With travel curtailed, closing new customers will require selling over the phone/video - and it’s a bit harder to build trust, particularly for big deals over the phone. Bookings will be more volatile than in the past as a result. So, more pipeline is necessary to create consistency.

However, there’s a confounding factor: pipeline generation will be harder. Teams will be working from home. Consequently, we are all adapting to new working patterns. Additionally, organizers are canceling conferences. Inevitably, event lead generation will decline. Marketing teams and BDRs will need to rely on other channels and will saturate them. Everyone will do this at the same time, increasing CPCs/CPMs/CPAs and flooding email inboxes with marketing materials. Response rates will fall.

Startups should prepare a more conservative financial plan that delays non-essential hiring, conserves cash, and prepares the business. Equally important is creating a set of leading indicators that, once triggered, the business shifts to the conservative plan.

Some executive teams may prefer to move immediately to the conservative plan. Others may prefer to wait until they trip those key leading indicators: slower sales cycles and weaker lead generation. It depends on the business. In particular, the size of the balance sheet and the urgency to the buyer.

Fundraising
Fundraising velocity will likely slow from the fast pace we’ve seen for the same reasons as slowing sales: it’s just a bit harder to meet people.

Valuations may be pressured for companies raising capital now with more conservative growth plans. If startups project slower growth trajectories, then valuations will fall because the growth rates are the highest correlate of valuation multiples.

Also, the volatility in the stock market may pressure valuations, particularly in the growth stage. But as I wrote about earlier this week, the valuation multiples haven’t moved materially. We’re still close to all time highs, so this might be a bit more muted than one would expect.

Bullwhip Effect
More broadly, I suspect many parts of the economy (and startups) will suffer from the Bullwhip Effect. The idea originates from MIT. I describe it in depth here and I’m pasting an image below.

image

The idea is that small changes in retail demand amplify into big swings up the supply chain. In this case, it’s a beer supply chain. The small perturbations in retail demand create a whip-like effect upstream. The brewer’s orders whipsaw up and down as retailers and the rest over-order and then under-order.

This will happen in many different industries. The net result is unpredictability. The volatility is going to sow doubt in investors’ minds.

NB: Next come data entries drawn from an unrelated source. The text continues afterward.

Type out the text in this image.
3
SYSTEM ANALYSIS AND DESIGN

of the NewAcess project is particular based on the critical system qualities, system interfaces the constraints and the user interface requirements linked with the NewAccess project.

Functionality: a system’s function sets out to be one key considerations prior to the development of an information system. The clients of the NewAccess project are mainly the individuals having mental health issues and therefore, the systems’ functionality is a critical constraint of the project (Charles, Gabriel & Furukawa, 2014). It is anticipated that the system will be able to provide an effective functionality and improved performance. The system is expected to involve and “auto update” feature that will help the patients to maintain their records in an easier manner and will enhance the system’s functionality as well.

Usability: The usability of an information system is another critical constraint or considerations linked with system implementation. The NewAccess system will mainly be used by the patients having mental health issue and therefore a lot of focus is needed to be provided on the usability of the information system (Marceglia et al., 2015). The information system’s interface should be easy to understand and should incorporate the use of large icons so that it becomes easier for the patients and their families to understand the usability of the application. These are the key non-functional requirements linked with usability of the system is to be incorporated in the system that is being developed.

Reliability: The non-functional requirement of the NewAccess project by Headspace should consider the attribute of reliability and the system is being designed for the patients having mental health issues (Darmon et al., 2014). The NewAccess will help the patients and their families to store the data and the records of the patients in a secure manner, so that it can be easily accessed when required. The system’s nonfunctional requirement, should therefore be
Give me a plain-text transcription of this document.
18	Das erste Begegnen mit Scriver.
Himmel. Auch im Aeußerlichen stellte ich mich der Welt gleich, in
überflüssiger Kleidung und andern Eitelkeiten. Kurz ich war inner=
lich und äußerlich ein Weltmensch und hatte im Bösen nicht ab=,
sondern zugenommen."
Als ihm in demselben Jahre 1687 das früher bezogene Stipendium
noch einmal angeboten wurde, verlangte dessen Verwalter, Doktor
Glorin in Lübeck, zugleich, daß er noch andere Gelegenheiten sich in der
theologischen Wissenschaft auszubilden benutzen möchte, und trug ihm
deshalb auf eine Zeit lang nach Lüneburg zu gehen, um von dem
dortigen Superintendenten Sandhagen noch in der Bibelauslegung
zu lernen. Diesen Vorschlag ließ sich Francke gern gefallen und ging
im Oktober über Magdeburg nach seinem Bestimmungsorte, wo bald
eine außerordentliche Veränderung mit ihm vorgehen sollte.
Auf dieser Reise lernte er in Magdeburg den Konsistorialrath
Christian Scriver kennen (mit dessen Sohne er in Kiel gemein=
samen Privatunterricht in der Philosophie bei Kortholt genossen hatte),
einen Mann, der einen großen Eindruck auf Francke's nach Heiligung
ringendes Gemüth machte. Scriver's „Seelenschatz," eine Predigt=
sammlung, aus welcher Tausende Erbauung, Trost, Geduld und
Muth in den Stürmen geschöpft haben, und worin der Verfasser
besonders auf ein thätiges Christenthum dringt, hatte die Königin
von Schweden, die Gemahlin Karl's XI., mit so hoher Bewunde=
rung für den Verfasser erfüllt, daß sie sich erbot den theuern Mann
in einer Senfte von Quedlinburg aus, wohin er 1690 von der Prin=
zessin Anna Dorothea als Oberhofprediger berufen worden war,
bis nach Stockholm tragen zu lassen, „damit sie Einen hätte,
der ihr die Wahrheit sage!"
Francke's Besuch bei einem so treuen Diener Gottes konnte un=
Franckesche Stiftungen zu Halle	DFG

That will slow investment and lower valuations in public markets.

Monetary Policy
I interpret the Fed’s recent 0.5% rate cut as a way to maintain consumer confidence and maintain consumer spending to smooth out demand variance. Consumer confidence is important because consumer spending is driving most of the projected growth in GDP in the US in 2020.

With a projected 0.2% monthly increase straightlined for the rest of 2020, that implies about a 2.4% GDP growth. Before the coronavirus, the Fed was already projecting GDP growth of less than 2.0%, so consumer spending is critical.

As a counterpoint, business spending was soft at the end of last year and this uncertainty won’t help. So we should expect lower GDP in the US than we’re projecting. This will again pressure the public markets.

Outlook Ultimately, the more we can smooth any shocks and discontinuities, the better the overall economy will be because we won’t be subject to as great of a whip effect. The challenge is that each business will act independently. They may reduce their spending in small ways that cumulatively engender large swings.

I’m hopeful that the volatility we’re seeing today will subside quickly. For this quarter, it’s prudent to construct a more conservative plan and establish those leading indicators that trigger a switch to it.